A melatonina virou o suplemento mais popular para quem dorme mal, e junto com a popularidade vieram duas ideias equivocadas: que ela é um indutor do sono como qualquer outro comprimido para dormir, e que por ser natural pode ser usada em qualquer dose e por tempo indeterminado. Nenhuma das duas se sustenta.

A melatonina não é um hipnótico. Ela é um sinalizador de horário. O cérebro a produz quando escurece, e essa produção informa ao corpo que a noite começou. Quando administrada como suplemento, o que ela faz principalmente é deslocar o relógio biológico, e não sedar. Entender essa diferença é o que separa quem usa melatonina com resultado de quem usa sem nenhum efeito.

Neste artigo, você vai entender:

  • Por que a melatonina ajusta o relógio e não seda
  • Em quais situações ela realmente funciona
  • Por que o horário importa mais que a dose
  • O que a Anvisa autorizou no Brasil
  • Efeitos colaterais, cuidados e o que ela não resolve

Por que ela ajusta o relógio e não seda

A melatonina é produzida pela glândula pineal e sua liberação é controlada pela luz que chega à retina. Com a escuridão, a produção sobe; com a luz, ela é suprimida. Esse sinal é usado pelo cérebro como referência temporal, informando o momento de iniciar o processo de sono.

Como suplemento, ela funciona como um reforço desse sinal. O efeito principal é cronobiológico: antecipar ou atrasar o horário em que o corpo entende que é hora de dormir. O efeito sedativo direto existe, mas é modesto, e é justamente por isso que muita gente toma melatonina, não sente sono nenhum e conclui que não funciona. Na verdade, ela não foi feita para nocautear, e sim para reposicionar o horário.

Existe também um ponto que costuma ser esquecido: a luz é um sinal mais potente que a suplementação. Tomar melatonina e ficar com a tela na frente do rosto envia dois sinais contraditórios ao cérebro, e o mais forte vence.

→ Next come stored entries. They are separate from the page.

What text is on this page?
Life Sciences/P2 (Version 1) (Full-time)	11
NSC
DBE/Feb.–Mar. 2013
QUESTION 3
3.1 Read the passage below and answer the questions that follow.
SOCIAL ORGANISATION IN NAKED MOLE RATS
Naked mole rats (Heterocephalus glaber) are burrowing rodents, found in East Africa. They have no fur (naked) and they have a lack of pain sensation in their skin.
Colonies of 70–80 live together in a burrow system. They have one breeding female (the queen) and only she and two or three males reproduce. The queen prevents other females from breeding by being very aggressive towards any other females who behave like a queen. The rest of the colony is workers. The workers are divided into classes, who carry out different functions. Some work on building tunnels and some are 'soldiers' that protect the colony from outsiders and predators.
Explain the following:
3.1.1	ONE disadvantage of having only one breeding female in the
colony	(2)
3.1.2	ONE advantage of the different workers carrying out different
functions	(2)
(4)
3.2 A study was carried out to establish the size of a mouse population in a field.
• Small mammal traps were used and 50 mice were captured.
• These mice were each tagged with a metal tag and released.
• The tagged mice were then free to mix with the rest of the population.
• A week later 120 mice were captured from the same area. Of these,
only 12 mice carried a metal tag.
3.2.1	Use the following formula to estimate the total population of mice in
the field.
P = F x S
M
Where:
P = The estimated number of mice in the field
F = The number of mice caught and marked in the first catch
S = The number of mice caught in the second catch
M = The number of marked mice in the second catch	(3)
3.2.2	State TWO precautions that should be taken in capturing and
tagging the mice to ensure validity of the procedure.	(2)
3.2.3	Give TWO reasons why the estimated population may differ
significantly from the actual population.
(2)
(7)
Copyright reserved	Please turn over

Em quais situações ela realmente funciona

A evidência é boa em contextos específicos, quase todos ligados a descompasso de horário:

  • Atraso de fase do sono, o padrão de quem só consegue dormir de madrugada e acordar tarde, muito comum em adolescentes e adultos jovens. É aqui que ela tem sua melhor indicação
  • Jet lag, em viagens que cruzam vários fusos horários
  • Trabalho em turnos, ajudando a organizar o sono fora do horário habitual
  • Crianças com transtorno do neurodesenvolvimento, incluindo autismo e TDAH, temas abordados em outros artigos deste blog, situações em que a dificuldade de iniciar o sono é frequente. Esse uso exige prescrição e acompanhamento
  • Pessoas com cegueira total, cujo relógio biológico não recebe o sinal luminoso
  • Idosos com redução da produção própria de melatonina, em situações selecionadas

E onde ela costuma decepcionar: na insônia crônica do adulto, aquela em que a pessoa consegue adormecer no horário mas acorda no meio da noite, ou dorme mal por padrão. Nesse cenário, o tratamento com melhor evidência não é medicamentoso, é a terapia cognitivo-comportamental para insônia, conforme discutido em outro artigo deste blog sobre tratamentos modernos para insônia.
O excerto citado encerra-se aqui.